Popular doctor leaves SCP hospital, joins Access Health

Dr. Sujata Chava is all about the love – literally.“I love St. Charles Parish,” Chava said. “I’m just extending. I haven’t left.”

When she starts seeing patients in August at the St. Charles Community Health Center, it’ll be the location in Kenner. She comes from St. Charles Parish Hospital where she most recently worked as an internal medicine staff physician and earlier there as chief of staff.

When she found the opportunity to join Access Health, which operates the new Kenner center along with others in Norco and Luling, Chava welcomed it. She will lead the internal medicine practice and welcomes treating a broad range of patients.

“I don’t feel like I’m leaving St. Charles Parish, but just extending and will still work with the Luling and Norco centers in collaboration but mainly based in Kenner,” she said.

Chava has been in practice in the parish since 2004 where she worked closely with Fred Martinez, former CEO of St. Charles Parish Hospital, who she credits with allowing her to thrive here. So she agreed to the move when Martinez, who now works with Access Health, asked her to work at the Kenner center.

She wants to continue working with Martinez, CEO, and Mark Keiser, president, both of Access Health Louisiana.

Access Health Centers was an attractive option to Chava in many ways and particularly in how she aligned with the health provider’s efforts to provide health to all people while also educating people on how to take better care of themselves.

“I feel we have an obligation to provide access to health care and want to educate patients that they have a personal responsibility to take care of their health,” Chava said. “I think everyone has the right to health care, and I think the more people that are educated about this will be able to actually improve overall quality of life, reducing the amount of money we spend unnecessarily on health care and focusing on preventive measures.”

These measures include reducing stress, eating well and annual exams for early interventions, which she said are aimed at increasing longevity and quality of life.

The regimen fit Chava’s passion for wholistic medicine, as well as her considering patients as family.

“They’ve seen me through tough times like I’ve seen them through tough times,” she said.

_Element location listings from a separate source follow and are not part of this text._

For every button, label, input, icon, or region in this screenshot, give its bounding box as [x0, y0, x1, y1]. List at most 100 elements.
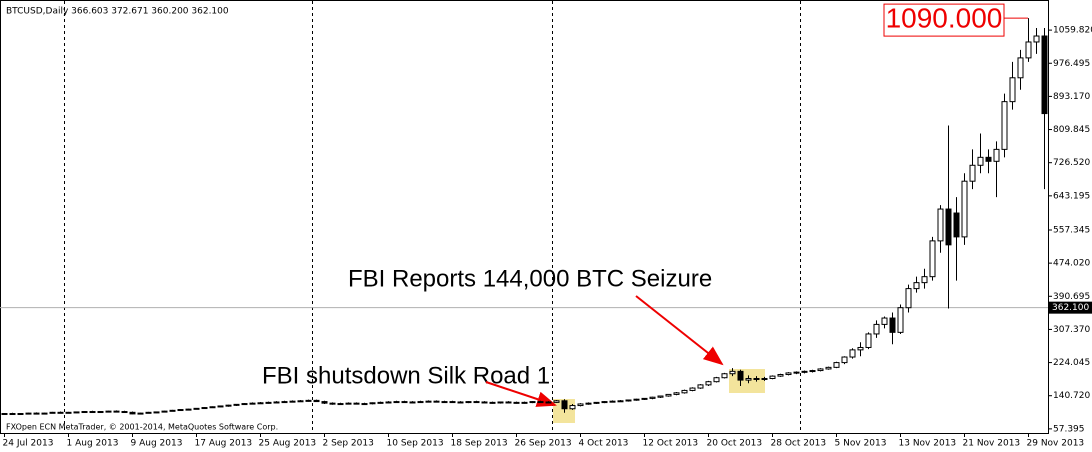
bull-candle [1017, 57, 1024, 79]
bull-candle [137, 412, 144, 415]
bull-candle [1009, 77, 1016, 103]
bear-candle [33, 412, 40, 415]
y-tick-label: 893.170 [1053, 92, 1090, 102]
bull-candle [649, 396, 656, 399]
bull-candle [825, 366, 832, 370]
bull-candle [529, 401, 536, 404]
y-tick-label: 557.345 [1053, 225, 1090, 235]
bull-candle [657, 395, 664, 398]
bull-candle [625, 399, 632, 402]
bull-candle [969, 164, 976, 182]
bull-candle [1025, 41, 1032, 59]
bull-candle [553, 400, 560, 403]
bull-candle [17, 413, 24, 416]
bull-candle [993, 148, 1000, 162]
bear-candle [561, 400, 568, 410]
bull-candle [769, 375, 776, 380]
y-tick-label: 726.520 [1053, 158, 1090, 168]
bull-candle [609, 400, 616, 403]
bull-candle [881, 317, 888, 325]
x-tick-label: 12 Oct 2013 [643, 439, 699, 449]
bear-candle [401, 401, 408, 404]
bear-candle [433, 400, 440, 403]
bull-candle [409, 401, 416, 404]
bull-candle [793, 371, 800, 374]
bull-candle [73, 411, 80, 414]
bull-candle [785, 372, 792, 376]
bull-candle [345, 402, 352, 405]
bear-candle [313, 399, 320, 403]
bull-candle [801, 370, 808, 373]
bear-candle [945, 208, 952, 246]
bull-candle [617, 400, 624, 403]
bear-candle [753, 378, 760, 381]
bear-candle [449, 401, 456, 404]
bull-candle [641, 397, 648, 400]
bull-candle [41, 412, 48, 415]
bull-candle [369, 402, 376, 405]
bull-candle [225, 404, 232, 407]
bull-candle [273, 401, 280, 404]
bear-candle [457, 401, 464, 404]
bear-candle [121, 411, 128, 414]
bull-candle [49, 411, 56, 414]
bull-candle [497, 401, 504, 404]
bear-candle [329, 402, 336, 405]
bull-candle [1033, 35, 1040, 43]
bull-candle [361, 403, 368, 406]
bull-candle [425, 400, 432, 403]
bear-candle [321, 401, 328, 404]
bull-candle [145, 411, 152, 414]
bull-candle [689, 387, 696, 391]
y-tick-label: 809.845 [1053, 125, 1090, 135]
bull-candle [729, 370, 736, 375]
bear-candle [57, 411, 64, 414]
bull-candle [153, 411, 160, 414]
bull-candle [385, 401, 392, 404]
bull-candle [745, 378, 752, 381]
bull-candle [161, 410, 168, 413]
bear-candle [889, 317, 896, 333]
bull-candle [905, 288, 912, 309]
arrow [635, 295, 724, 366]
bull-candle [281, 401, 288, 404]
bull-candle [577, 403, 584, 407]
y-tick-label: 474.020 [1053, 259, 1090, 269]
bear-candle [985, 156, 992, 162]
bull-candle [593, 401, 600, 404]
bull-candle [337, 403, 344, 406]
bear-candle [737, 370, 744, 381]
bull-candle [913, 282, 920, 290]
bull-candle [377, 401, 384, 404]
x-tick-label: 26 Sep 2013 [515, 439, 572, 449]
bull-candle [873, 323, 880, 335]
bull-candle [777, 374, 784, 377]
bear-candle [473, 401, 480, 404]
bear-candle [129, 411, 136, 415]
bull-candle [841, 356, 848, 364]
bull-candle [65, 411, 72, 414]
bull-candle [193, 407, 200, 410]
bull-candle [761, 378, 768, 381]
plot-frame [0, 0, 1049, 434]
bull-candle [929, 240, 936, 278]
chart-title: BTCUSD,Daily 366.603 372.671 360.200 362… [6, 7, 229, 17]
bull-candle [209, 406, 216, 409]
bull-candle [441, 401, 448, 404]
bull-candle [1, 413, 8, 416]
x-tick-label: 2 Sep 2013 [323, 439, 374, 449]
bear-candle [353, 402, 360, 405]
bull-candle [97, 411, 104, 414]
bull-candle [569, 405, 576, 410]
bull-candle [601, 401, 608, 404]
x-tick-label: 24 Jul 2013 [3, 439, 54, 449]
y-tick-label: 976.495 [1053, 59, 1090, 69]
bull-candle [833, 362, 840, 368]
bull-candle [697, 384, 704, 389]
x-tick-label: 4 Oct 2013 [579, 439, 629, 449]
x-tick-label: 20 Oct 2013 [707, 439, 763, 449]
bull-candle [857, 346, 864, 351]
bull-candle [673, 392, 680, 395]
bear-candle [9, 413, 16, 416]
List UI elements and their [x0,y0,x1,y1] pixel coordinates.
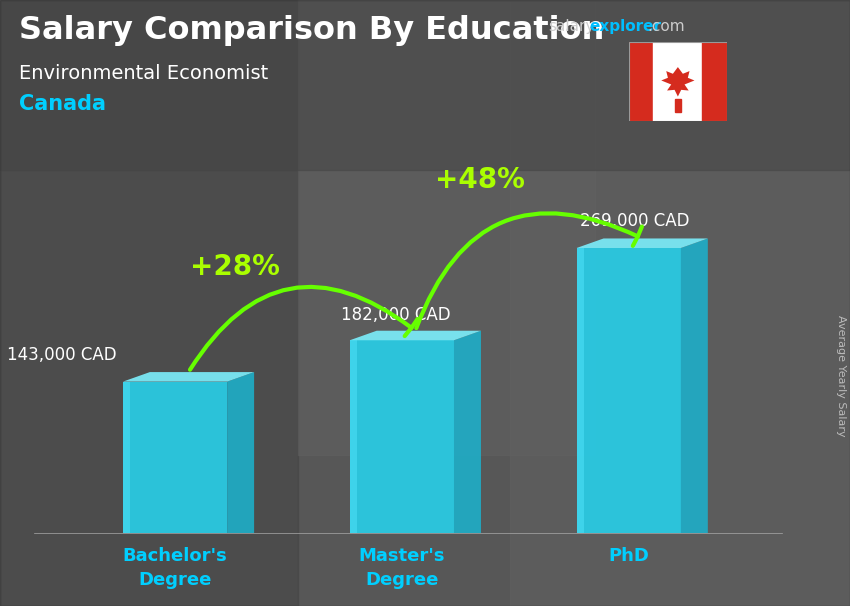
Polygon shape [227,372,254,533]
Polygon shape [576,248,681,533]
Polygon shape [576,248,584,533]
Bar [675,99,681,112]
Text: explorer: explorer [589,19,661,35]
Bar [702,42,727,121]
Bar [0,0,850,170]
Polygon shape [576,238,708,248]
Polygon shape [349,331,481,341]
Text: 143,000 CAD: 143,000 CAD [7,345,116,364]
Text: +48%: +48% [435,166,524,194]
Bar [654,42,702,121]
Polygon shape [123,382,227,533]
Polygon shape [454,331,481,533]
Bar [629,42,654,121]
Text: Salary Comparison By Education: Salary Comparison By Education [19,15,604,46]
Text: .com: .com [648,19,685,35]
Text: Canada: Canada [19,94,105,114]
Polygon shape [123,382,130,533]
Text: +28%: +28% [190,253,280,281]
Polygon shape [681,238,708,533]
Polygon shape [349,341,454,533]
Polygon shape [661,67,694,96]
Text: salary: salary [548,19,595,35]
Text: 182,000 CAD: 182,000 CAD [341,307,450,324]
Bar [510,0,850,606]
Polygon shape [123,372,254,382]
Polygon shape [349,341,357,533]
Text: Environmental Economist: Environmental Economist [19,64,268,82]
Bar [298,0,595,454]
Text: Average Yearly Salary: Average Yearly Salary [836,315,846,436]
Text: 269,000 CAD: 269,000 CAD [580,212,689,230]
Bar [0,0,298,606]
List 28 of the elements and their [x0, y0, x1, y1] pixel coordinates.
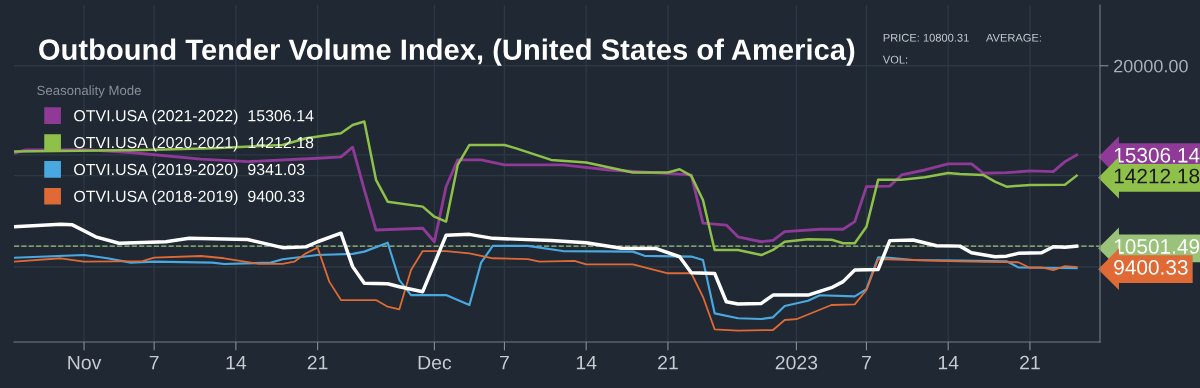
- x-tick-label: 21: [1020, 355, 1040, 370]
- x-tick-label: 7: [862, 355, 871, 370]
- legend-label: OTVI.USA (2019-2020) 9341.03: [74, 163, 305, 179]
- y-tick-label: 15306.14: [1114, 147, 1200, 163]
- text: Outbound Tender Volume Index, (United States of America): [39, 38, 855, 66]
- y-tick-label: 14212.18: [1114, 168, 1200, 184]
- x-tick-label: 14: [576, 355, 597, 370]
- annotation: VOL:: [882, 55, 908, 64]
- x-tick-label: 21: [658, 355, 678, 370]
- x-tick-label: 21: [307, 355, 328, 370]
- annotation: PRICE: 10800.31: [883, 33, 969, 42]
- line-series: [14, 246, 1078, 332]
- y-tick-label: 9400.33: [1114, 260, 1188, 275]
- legend-label: OTVI.USA (2021-2022) 15306.14: [74, 109, 314, 125]
- x-tick-label: Dec: [418, 355, 452, 370]
- x-tick-label: 7: [149, 355, 159, 370]
- y-tick-label: 10501.49: [1114, 239, 1200, 254]
- line-series: [14, 222, 1079, 306]
- x-tick-label: 14: [226, 355, 247, 370]
- y-tick-label: 20000.00: [1114, 59, 1188, 73]
- annotation: AVERAGE:: [985, 33, 1041, 42]
- line-series: [14, 241, 1078, 321]
- legend-label: OTVI.USA (2018-2019) 9400.33: [74, 190, 305, 206]
- legend-title: Seasonality Mode: [37, 85, 141, 98]
- x-tick-label: 2023: [775, 355, 818, 370]
- x-tick-label: 14: [938, 355, 959, 370]
- x-tick-label: 7: [500, 355, 509, 370]
- x-tick-label: Nov: [68, 355, 102, 370]
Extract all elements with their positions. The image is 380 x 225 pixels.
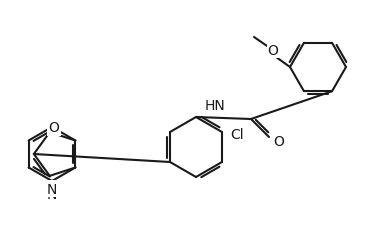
Text: N: N: [47, 187, 57, 201]
Text: O: O: [273, 134, 284, 148]
Text: O: O: [48, 121, 59, 135]
Text: N: N: [46, 182, 57, 196]
Text: O: O: [268, 44, 279, 58]
Text: HN: HN: [205, 99, 226, 112]
Text: Cl: Cl: [230, 127, 244, 141]
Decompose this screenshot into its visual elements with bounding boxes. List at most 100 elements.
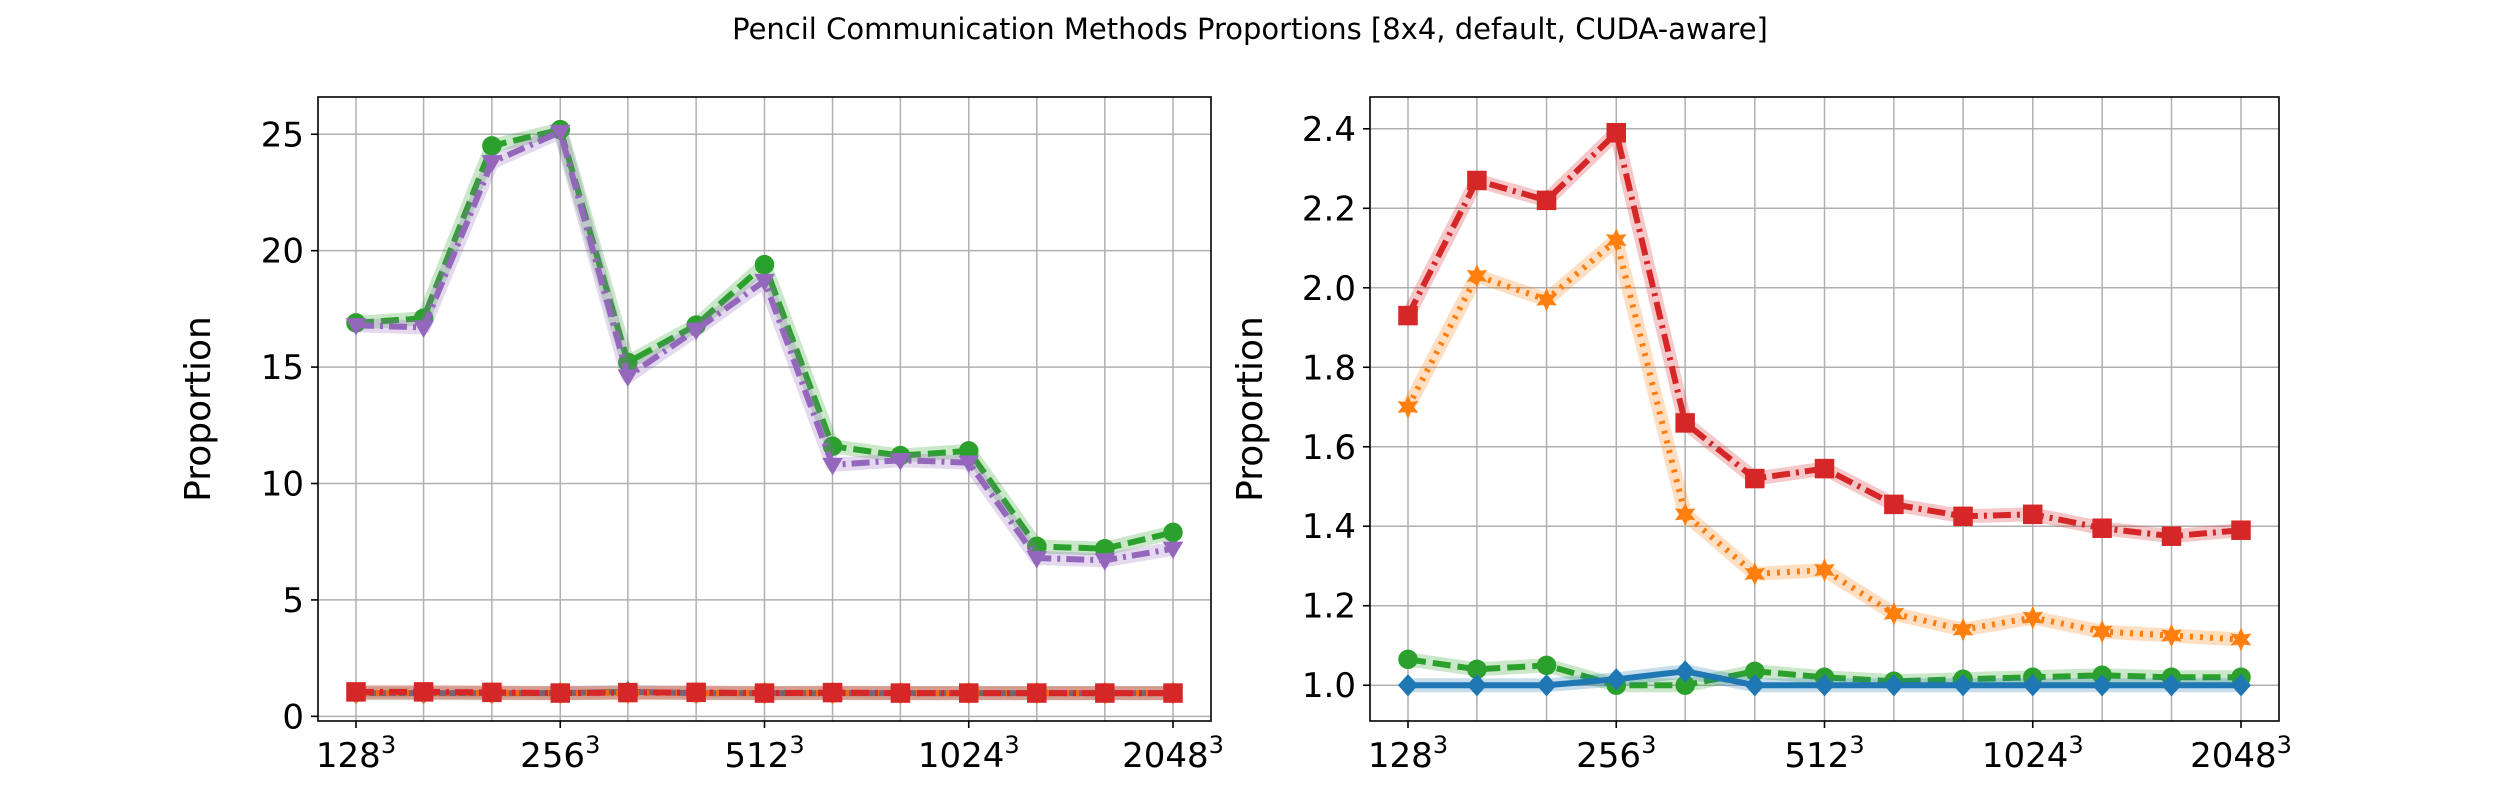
series-star [1397, 228, 2252, 652]
data-point [1398, 305, 1418, 326]
y-tick-label: 25 [261, 115, 304, 155]
y-axis-label: Proportion [1230, 316, 1271, 502]
data-point [2161, 526, 2182, 546]
data-point [1744, 562, 1766, 586]
y-tick-label: 1.0 [1302, 666, 1356, 706]
data-point [346, 682, 366, 702]
y-axis-label: Proportion [178, 316, 219, 502]
data-point [1536, 655, 1557, 676]
series-square [346, 682, 1183, 703]
data-point [1397, 674, 1419, 697]
data-point [1163, 522, 1183, 543]
data-point [482, 682, 502, 703]
y-tick-label: 1.2 [1302, 587, 1356, 627]
y-tick-label: 20 [261, 232, 304, 272]
data-point [1744, 674, 1765, 697]
data-point [1466, 674, 1487, 697]
left-panel: 0 5 10 15 20 25 1283 2563 5123 10243 20483 Proporti… [178, 96, 1224, 776]
data-point [1884, 494, 1904, 515]
data-point [1814, 458, 1835, 479]
data-point [2022, 674, 2043, 697]
y-tick-label: 1.8 [1302, 348, 1356, 388]
data-point [2092, 674, 2113, 697]
x-tick-label: 10243 [1982, 731, 2084, 776]
data-point [2022, 605, 2044, 630]
data-point [1883, 601, 1905, 626]
data-point [550, 683, 570, 703]
y-tick-label: 1.4 [1302, 507, 1356, 547]
data-point [2023, 504, 2043, 525]
x-tick-label: 10243 [918, 731, 1020, 776]
x-tick-label: 1283 [316, 731, 396, 776]
data-point [1398, 649, 1418, 670]
data-point [413, 682, 434, 702]
data-point [754, 683, 775, 703]
data-point [890, 683, 911, 703]
data-point [1027, 683, 1047, 703]
data-point [1953, 674, 1974, 697]
data-point [1814, 674, 1835, 697]
y-tick-label: 15 [261, 348, 304, 388]
data-point [618, 682, 638, 703]
figure-title: Pencil Communication Methods Proportions… [732, 12, 1768, 46]
data-point [2161, 623, 2182, 648]
data-point [1466, 264, 1488, 288]
data-point [2161, 674, 2182, 697]
x-tick-label: 5123 [1784, 731, 1864, 776]
data-point [685, 322, 707, 341]
data-point [1745, 468, 1765, 489]
y-tick-label: 2.2 [1302, 189, 1356, 229]
data-point [1952, 617, 1974, 642]
data-point [2091, 619, 2113, 644]
data-point [482, 136, 502, 156]
data-point [1675, 413, 1695, 433]
x-tick-label: 1283 [1368, 731, 1448, 776]
data-point [1953, 506, 1973, 527]
x-tick-label: 2563 [520, 731, 600, 776]
data-point [1095, 683, 1115, 703]
data-point [1397, 395, 1419, 419]
data-point [617, 369, 639, 387]
data-point [1883, 674, 1904, 697]
y-tick-label: 5 [282, 581, 304, 621]
data-point [686, 682, 706, 703]
x-tick-label: 20483 [2190, 731, 2292, 776]
data-point [1026, 550, 1048, 569]
data-point [2230, 627, 2252, 652]
data-point [1814, 558, 1835, 582]
data-point [822, 682, 843, 703]
series-square [1398, 123, 2251, 546]
data-point [1163, 683, 1183, 703]
data-point [2231, 520, 2251, 540]
data-point [1536, 190, 1557, 211]
data-point [958, 455, 980, 474]
data-point [1674, 502, 1696, 527]
data-point [754, 273, 775, 292]
data-point [413, 320, 434, 338]
data-point [1606, 668, 1627, 691]
data-point [754, 254, 775, 275]
right-panel: 1.0 1.2 1.4 1.6 1.8 2.0 2.2 2.4 1283 2563 5123 1024… [1230, 96, 2292, 776]
data-point [822, 457, 843, 476]
data-point [1536, 287, 1557, 312]
series-diamond [1397, 660, 2252, 697]
data-point [549, 124, 571, 143]
data-point [1162, 541, 1184, 560]
data-point [1675, 660, 1696, 683]
data-point [481, 155, 503, 173]
data-point [959, 683, 979, 703]
data-point [890, 453, 911, 471]
y-tick-label: 1.6 [1302, 428, 1356, 468]
data-point [1605, 228, 1627, 252]
data-point [1536, 674, 1557, 697]
y-tick-label: 10 [261, 465, 304, 505]
data-point [1467, 170, 1487, 191]
data-point [345, 318, 367, 336]
data-point [2230, 674, 2252, 697]
y-tick-label: 2.0 [1302, 269, 1356, 309]
y-tick-label: 0 [282, 697, 304, 737]
x-tick-label: 5123 [724, 731, 804, 776]
series-tri_down [345, 124, 1184, 571]
x-tick-label: 20483 [1122, 731, 1224, 776]
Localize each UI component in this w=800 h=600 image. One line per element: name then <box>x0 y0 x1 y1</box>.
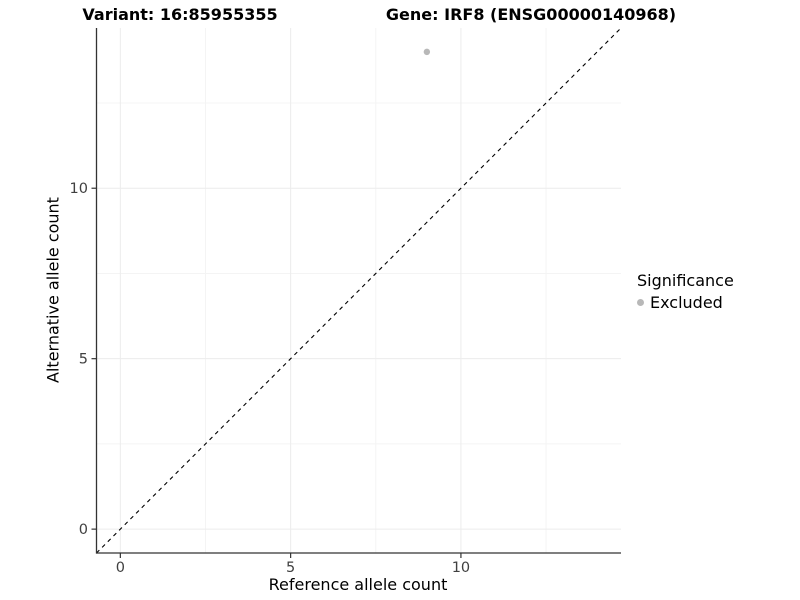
x-axis-title: Reference allele count <box>268 575 448 594</box>
x-tick-label: 10 <box>452 560 470 576</box>
y-axis-title: Alternative allele count <box>43 197 63 383</box>
legend-item-label: Excluded <box>650 293 723 312</box>
legend: Significance Excluded <box>637 271 734 312</box>
legend-point-icon <box>637 299 644 306</box>
y-tick-label: 0 <box>79 522 88 538</box>
y-tick-label: 10 <box>70 181 88 197</box>
data-point-excluded <box>423 48 431 56</box>
identity-reference-line <box>96 27 622 554</box>
legend-item-excluded: Excluded <box>637 293 734 312</box>
x-tick-label: 5 <box>286 560 295 576</box>
legend-title: Significance <box>637 271 734 290</box>
x-tick-label: 0 <box>116 560 125 576</box>
plot-title-gene: Gene: IRF8 (ENSG00000140968) <box>385 5 677 24</box>
plot-title-variant: Variant: 16:85955355 <box>82 5 278 24</box>
y-tick-label: 5 <box>79 352 88 368</box>
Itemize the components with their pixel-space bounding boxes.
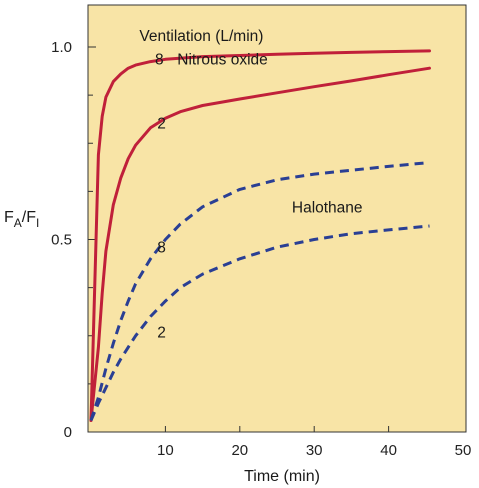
annotation-7: 2 (157, 324, 166, 341)
annotation-6: 8 (157, 240, 166, 257)
plot-area (87, 4, 467, 433)
y-axis-title-sub-a: A (14, 216, 22, 230)
x-tick-label: 20 (231, 442, 248, 459)
annotation-3: Nitrous oxide (177, 51, 267, 68)
x-tick-label: 40 (380, 442, 397, 459)
y-axis-title-sub-i: I (36, 216, 39, 230)
x-tick-label: 30 (306, 442, 323, 459)
series-line-3 (89, 161, 430, 421)
x-axis-title: Time (min) (244, 468, 320, 485)
y-tick-label: 0 (64, 424, 72, 441)
y-axis-title: FA/FI (4, 209, 39, 230)
annotation-5: Halothane (292, 200, 363, 217)
y-tick-label: 1.0 (51, 39, 72, 56)
series-line-4 (89, 224, 430, 421)
x-tick-label: 10 (157, 442, 174, 459)
series-line-2 (89, 66, 431, 422)
annotation-2: 8 (155, 51, 164, 68)
annotation-1: Ventilation (L/min) (139, 28, 263, 45)
x-tick-label: 50 (455, 442, 472, 459)
series-line-1 (89, 49, 431, 422)
y-tick-label: 0.5 (51, 232, 72, 249)
annotation-4: 2 (157, 116, 166, 133)
y-axis-title-slash: /F (22, 209, 36, 226)
y-axis-title-main: F (4, 209, 14, 226)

When a person is diagnosed with diabetes, it’s not just about the treating the disease and taking medicine, she said. It’s about whether that person is happy, stressed or exercising.

“In these past few months, I’ve done a lot of soul searching on a spiritual journey and renewed myself, and I want to bring those approaches to my patients,” Chava said. “I really understand there is more to life than just working or paying the bills. I want my patients to be happy, and I want to help them incorporate relaxation techniques, yoga and meditation in their daily life. If they’re happy they can make their family happy.

“I’ve always wanted to help people,” she said. “That’s why I got into medicine. I can’t tell you how it makes me feel when I can really make a difference in a person’s life. There is no fulfillment like that.”

And her impact can further.

“In this case, that’s important because I not only feel I can make a difference when they are in my office, but I can send a message with them to their family and it can spread. That’s important to me.”